I haven't drank pop of any kind in years, but in this hot, dry place, a bottle of Fanta Orange, or even better an African soda called Mirinda, (Fruité, a grape like flavour, is my favourite), is a godsend. When you are sitting at a computer desk in the developed world, sugar water just seems like a way to fatten a herd of pixel-pushing cattle. But after a 15km trek through the Ugandan bush in 45degree heat it seems like one of mankinds great inventions. In fact I have seen remote places where the only electricity in use for miles is a solar panel hooked up to a fridge filled with Mountain Dew (MD btw, is a bit of a novelty here, apparently it's a new product and people take their time to savour their first few sips and then proceed to tell you very seriously what they think). Much socializing, what we call 'having drinks', takes place over pop. In a hot country where many people are religious and don't drink alcohol, pop has a different meaning and takes on a more elevated importance.

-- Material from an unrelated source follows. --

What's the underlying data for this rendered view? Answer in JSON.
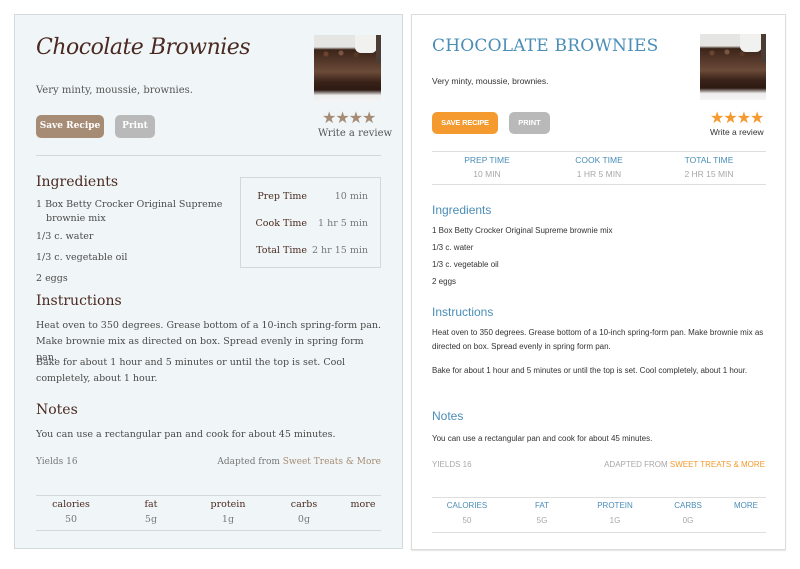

So pop, or 'soda' as it's known here, is serious business. However, more serious is the bottles. You see, Uganda imports all it's bottles and then bottles the pop here. Given the sorry state of transport, that means that a premium is placed on bottle recycling. Despite the ground being covered with garbage in many places, I've yet to see a single broken bottle anywhere. Indeed, judging by the bands of white scratches around the middle of a soda bottle, every one has been washed and refilled many many times.
Now the point: this means that the bottle is worth much more than the contents. It costs 400-600ugx (shillings) for a Mirinda, but the deposit for the bottle is often 1000ugx or more. Sometimes a small vendor, who is responsible to return every single bottle that is delivered to them, will not sell you a pop, at any price, without you first giving them empties to replace the full ones you are taking. This can put one in a strange chicken-and-egg position. A vendor will regularly request that you drink the soda right where you bought it, or suspiciously inquire how they can trust you to bring back a bottle. Taking two bottles home might cost 1200ugx for the contents and 2-3000ugx deposit, a lot of money for some.
So, if you find yourself being served soda in a mud- hut in a refugee camp, as I did yesterday, be careful with the bottle. The empties alone are worth more than a weeks worth of food.